Based on a review of current technologies and consideration of performance prerequisites for driver  impairment prevention, the TWG concludes that there are viable pathways to fulfill the requirements of  the IIJA mandate today and prevent more than 9,000 deaths each year when fully implemented. Key  provisions and rationale for one such strategy: 


  • Require that by the implementation date specified in the IIJA, all new cars be equipped with  technology that can measure driver blood alcohol content (BAC) before starting a trip, either directly  or by equivalence, and prevent the car from being operated if the driver BAC is at or above 0.08  percent. 
  • In addition, require that by the IIJA implementation date new cars be capable of monitoring one or  more driver impairment indicators other than BAC (such as fatigue detection) and providing an  audible, visible, or haptic driver warning if the measure indicates that the driver is not fit to drive. 
  • Also, encourage incorporation of features that would assess driver impairment during a trip and, if a  driver is determined to be at or above 0.08 BAC or equivalent, respond by engaging an approach to  preventing or limiting vehicle operation that is safe for all both inside and outside of the vehicle.  


  • The validity of direct measures of BAC (using breath or blood) as an indicator of legal compliance is  well established in science. Such measures are accurate, reliable, and repeatable. A synthesis of  information gathered by the TWG indicates that BAC measurement technologies will be production ready in time for the implementation date allowances specified in the IIJA.  
  • Allowing use of a BAC equivalence encourages technology advancement and allows other driver  monitoring technologies to be implemented without need for further regulatory change.  Manufacturers could be required to provide data to validate the BAC equivalence of their driver  monitoring measure in an approach similar to that used in FMVSS 126 (Electronic Stability Control)  for technologies required for understeer prevention. Alternatively, manufacturers choosing a BAC  equivalence technology could be permitted to petition the government to adopt a specified test  procedure, an approach that was used in FMVSS 208 (Occupant Crash Protection) for technologies  required for detecting out-of-position occupants. 
  • Requiring a driver warning system using measures other than BAC (in addition to a system based on  BAC or equivalent that prevents vehicle operation) and encouraging incorporation of features that  provide rolling tests for driver impairment advances industry experience with other driver  monitoring systems that have the potential for extending the benefits of impairment detection to all  driving situations and to address impairment by drugs, fatigue, or other causes.  

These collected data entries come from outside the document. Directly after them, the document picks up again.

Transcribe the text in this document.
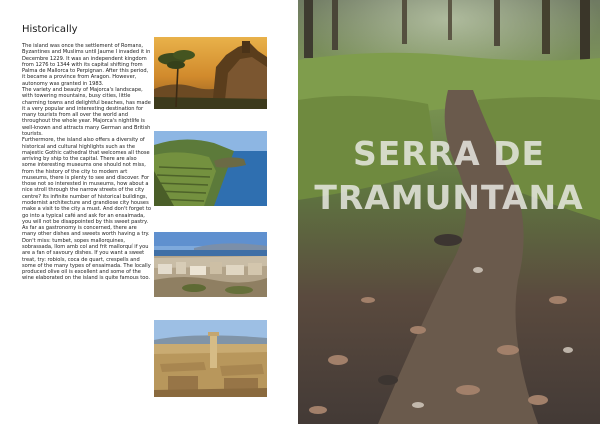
Historically

The island was once the settlement of Romans, Byzantines and Muslims until Jaume I invaded it in Decembre 1229. It was an independent kingdom from 1276 to 1344 with its capital shifting from Palma de Mallorca to Perpignan. After this period, it became a province from Aragon. However, autonomy was granted in 1983.

The variety and beauty of Majorca's landscape, with towering mountains, busy cities, little charming towns and delightful beaches, has made it a very popular and interesting destination for many tourists from all over the world and throughout the whole year. Majorca's nightlife is well-known and attracts many German and British tourists.

Furthermore, the island also offers a diversity of historical and cultural highlights such as the majestic Gothic cathedral that welcomes all those arriving by ship to the capital. There are also some interesting museums one should not miss, from the history of the city to modern art museums, there is plenty to see and discover. For those not so interested in museums, how about a nice stroll through the narrow streets of the city centre? Its infinite number of historical buildings, modernist architecture and grandiose city houses make a visit to the city a must. And don't forget to go into a typical café and ask for an ensaimada, you will not be disappointed by this sweet pastry.

As far as gastronomy is concerned, there are many other dishes and sweets worth having a try. Don't miss: tumbet, sopes mallorquines, sobrassada, llom amb col and frit mallorquí if you are a fan of savoury dishes. If you want a sweet treat, try: robiols, coca de quart, crespells and some of the many types of ensaimada. The locally produced olive oil is excellent and some of the wine elaborated on the island is quite famous too.

SERRA DE
TRAMUNTANA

The TWG believes that an approach such as the example outlined above would meet the principles  previously described, satisfy the IIJA mandate, and provide a pathway that could accelerate deployment  of life-saving driver impairment prevention systems.  

The best driver impairment detection system will be capable of detecting a wide range of impairment  types and reacting in a way that limits risk to everyone on the road, including the driver. Because such  comprehensive function will take time to develop and test, the approach outlined above aims at solving  the most critical issue – driver alcohol impairment – in the short term and incentivizing further  development to reach more comprehensive function in subsequent years. With this approach,  prevention of drug-, distraction-, or fatigue-related driver impairment would not need to be required in  initial years of a mandate, nor would intervening in the operation of a moving vehicle. While a  comprehensive system is the target, the TWG believes that the benefits of early deployment vastly  exceed the value of waiting for a perfect system.  

The TWG developed these views after deliberating over the past several months and gathering input  from stakeholders ranging from technology firms to EuroNCAP and principals from the Driver Alcohol  Detection System for Safety (DADSS) program. The Group invites comments or response to these ideas and encourages constructive dialog toward achieving this historic road safety opportunity.